Se uma família consegue encontrar um programa, muitas vezes enfrenta longos tempos de espera antes de poder entrar no programa. O tempo de espera original de Rose era de 6 meses, e ela teve sorte de conseguir entrar depois dos 3, diz Jessie. “É assim que ela se sente: ela tem sorte. Ela é uma das poucas sortudas”, diz Jessie.

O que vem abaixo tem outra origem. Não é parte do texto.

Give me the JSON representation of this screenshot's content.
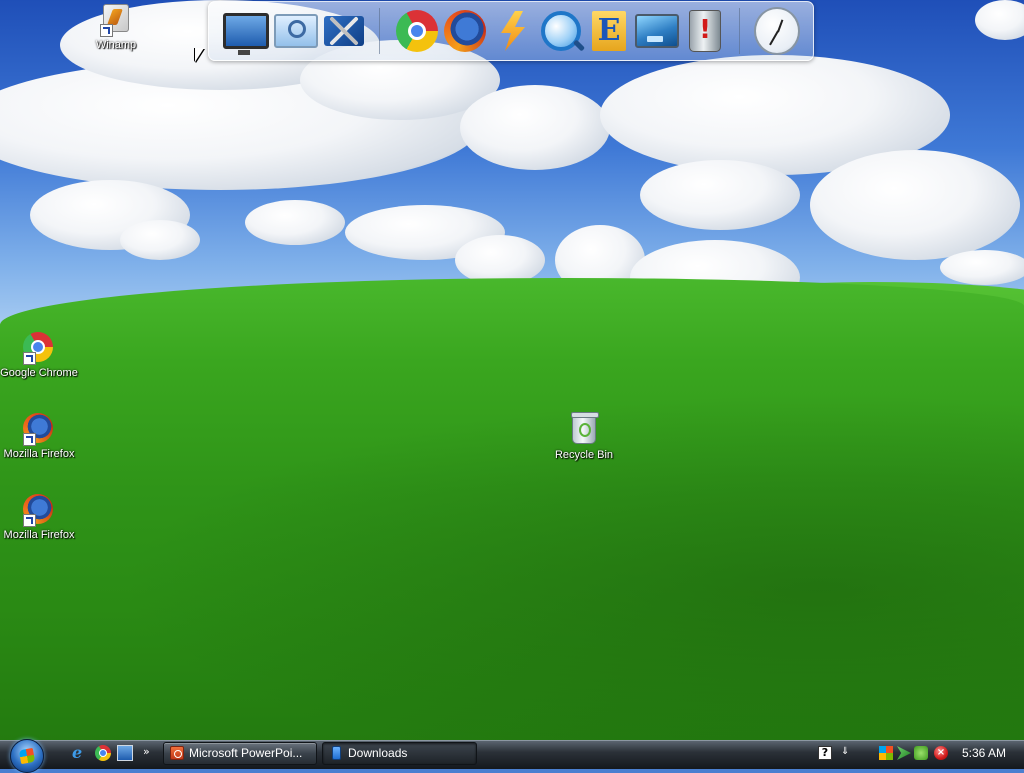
{
  "desktop": {
    "icons": [
      {
        "label": "Winamp",
        "icon": "winamp-icon"
      },
      {
        "label": "Google Chrome",
        "icon": "chrome-icon"
      },
      {
        "label": "Mozilla Firefox",
        "icon": "firefox-icon"
      },
      {
        "label": "Mozilla Firefox",
        "icon": "firefox-icon"
      },
      {
        "label": "Recycle Bin",
        "icon": "recycle-bin-icon"
      }
    ]
  },
  "dock": {
    "items": [
      {
        "icon": "computer-icon"
      },
      {
        "icon": "search-computer-icon"
      },
      {
        "icon": "tools-icon"
      },
      {
        "icon": "chrome-icon"
      },
      {
        "icon": "firefox-icon"
      },
      {
        "icon": "lightning-icon"
      },
      {
        "icon": "magnifier-icon"
      },
      {
        "icon": "folder-e-icon"
      },
      {
        "icon": "screen-icon"
      },
      {
        "icon": "trash-icon"
      },
      {
        "icon": "clock-icon"
      }
    ]
  },
  "taskbar": {
    "quick_launch": [
      {
        "icon": "internet-explorer-icon",
        "glyph": "e"
      },
      {
        "icon": "chrome-icon"
      },
      {
        "icon": "show-desktop-icon"
      },
      {
        "icon": "chevron-more-icon",
        "glyph": "»"
      }
    ],
    "tasks": [
      {
        "label": "Microsoft PowerPoi...",
        "icon": "powerpoint-icon",
        "active": false
      },
      {
        "label": "Downloads",
        "icon": "folder-icon",
        "active": true
      }
    ],
    "tray": {
      "help_glyph": "?",
      "sep_glyph": "⇓",
      "stop_glyph": "×",
      "clock": "5:36 AM"
    }
  },
  "colors": {
    "sky_top": "#1f4fb8",
    "grass": "#2f9418",
    "taskbar": "#2b3138"
  }
}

Para quem não tem acesso ao atendimento presencial, existem opções de telemedicina. Organizações como Queermed oferecem atendimento remoto a adolescentes, incluindo bloqueadores da puberdade e terapia hormonal, em 14 estados do Sudeste, onde o atendimento regular é limitado.
Depois de entrarem, as famílias devem navegar pela cobertura do seguro, que é inconsistente entre planos públicos e privados. “Mesmo que um paciente esteja segurado, ele ainda pode ter seguro insuficiente no que diz respeito ao acesso a cuidados de saúde relacionados a transgêneros”, diz Roberts. E as apelações de seguros podem adicionar mais atrasos.
A desconfiança no sistema médico, incluindo o medo de discriminação e de serem mal interpretados, também pode levar os jovens trans a adiar a procura de cuidados.
Esses obstáculos estão em estados onde o cuidado de afirmação de gênero para jovens trans é legal. As barreiras introduzidas pela recente vaga de legislação anti-trans em alguns estados tornam ilegal, em alguns casos, o acesso de uma criança a cuidados de afirmação de género. E esse ataque de contas não parece parar tão cedo.